The connection with music comes in because brain activity – or the regular patterns of electrical activity produced by the synchronized firing of neurons – is also measured in waves.
In the study, researchers measured the brain activity via electroencephologram (EEG) of 21 participants as they each listened with their eyes closed to recordings and live performances — in a concert hall — of violinist Joshua Brown.
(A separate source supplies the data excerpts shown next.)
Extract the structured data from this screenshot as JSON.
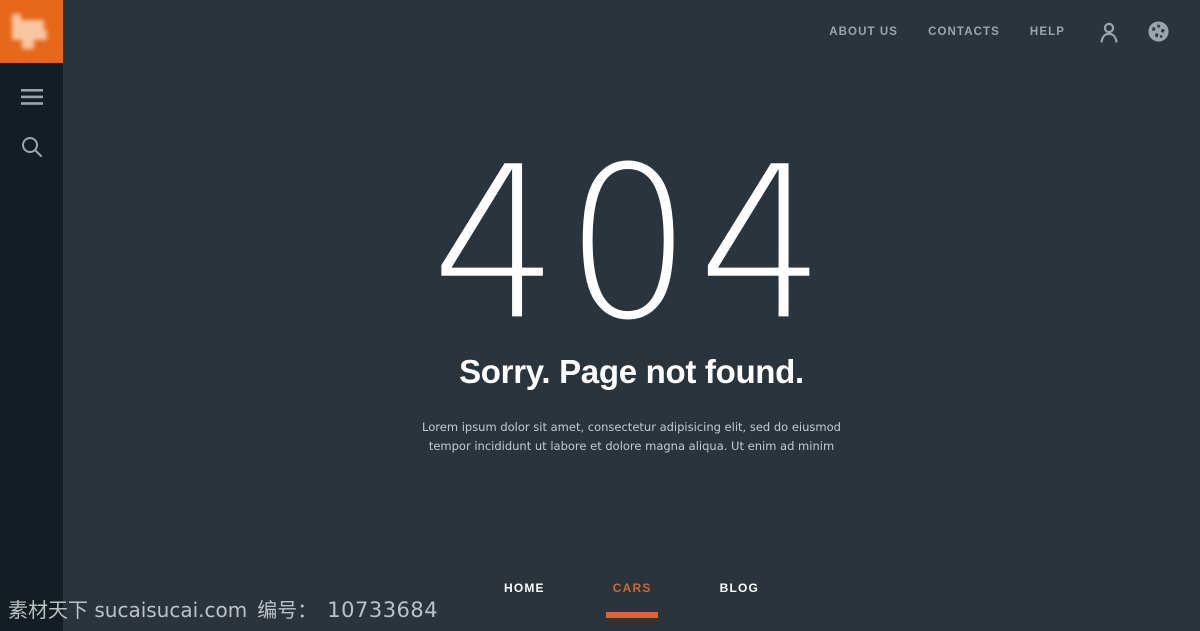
{
  "theme": {
    "background": "#29343d",
    "sidebar_background": "#131e24",
    "accent_orange": "#e7671b",
    "active_tab_color": "#d2682a",
    "nav_text_color": "#9aa5ad",
    "body_text_color": "#c3cad0"
  },
  "sidebar": {
    "logo": {
      "name": "site-logo",
      "background": "#e7671b"
    },
    "items": [
      {
        "icon": "hamburger-menu-icon",
        "label": "Menu"
      },
      {
        "icon": "search-icon",
        "label": "Search"
      }
    ]
  },
  "topnav": {
    "links": [
      {
        "label": "ABOUT US"
      },
      {
        "label": "CONTACTS"
      },
      {
        "label": "HELP"
      }
    ],
    "icons": [
      {
        "name": "user-account-icon"
      },
      {
        "name": "globe-language-icon"
      }
    ]
  },
  "main": {
    "error_code": "404",
    "title": "Sorry. Page not found.",
    "description": "Lorem ipsum dolor sit amet, consectetur adipisicing elit, sed do eiusmod tempor incididunt ut labore et dolore magna aliqua. Ut enim ad minim"
  },
  "bottomnav": {
    "items": [
      {
        "label": "HOME",
        "active": false
      },
      {
        "label": "CARS",
        "active": true
      },
      {
        "label": "BLOG",
        "active": false
      }
    ]
  },
  "watermark": {
    "site": "素材天下 sucaisucai.com",
    "id_label": "编号：",
    "id_value": "10733684"
  }
}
A “rock star violinist” according to Loui, Brown played two fast pieces and two slow pieces from J.S. Bach’s Sonatas and Partitas for Solo Violin.
The researchers found that listeners’ brainwaves synchronized with the musical waves — meaning the patterns in the waves’ frequency aligned — and that this synchrony was especially strong when listening to live music with a faster rhythm.
It’s a phenomenon called “phase locking.” Asthagiri offered an analogy to explain it: Imagine a birds-eye view of runners on a racetrack, with one runner representing the brain signal and another the sound signal, he said.
“A stronger phase locking would be if two runners keep a very consistent relative distance along the loop,” Asthagiri explained. But, “If one runner was kind of lagging and then following and then leading over time — if their relationship was inconsistent — that would be low phase locking.”
When asked to rate the performances, the listeners also rated the live performances as being more engaging, more pleasurable and less distracting, Loui said.
“So, if you were feeling more engaged by the live performance, your brain was also more engaged by the live performance,” Loui said.
Asthagiri cautioned that there are many other factors in live performance that might make it more engaging than a pre-recording. These include being in a room with other audience members and a performer on stage, as well as the soundwaves filling a concert hall and making it vibrate. The participants were also conservatory students, and it’s possible they had an affinity to the music they were listening to.
Nevertheless, Loui said the study has implications on understanding why humans engage with and enjoy music. Loui said the lab plans to do follow-up studies incorporating live performances of choral versus solo singing, singing versus speaking versus chanting, conversation versus reciting poetry, and more.
This higher level of engagement “doesn’t have to be only for a classical music performance,” Loui said.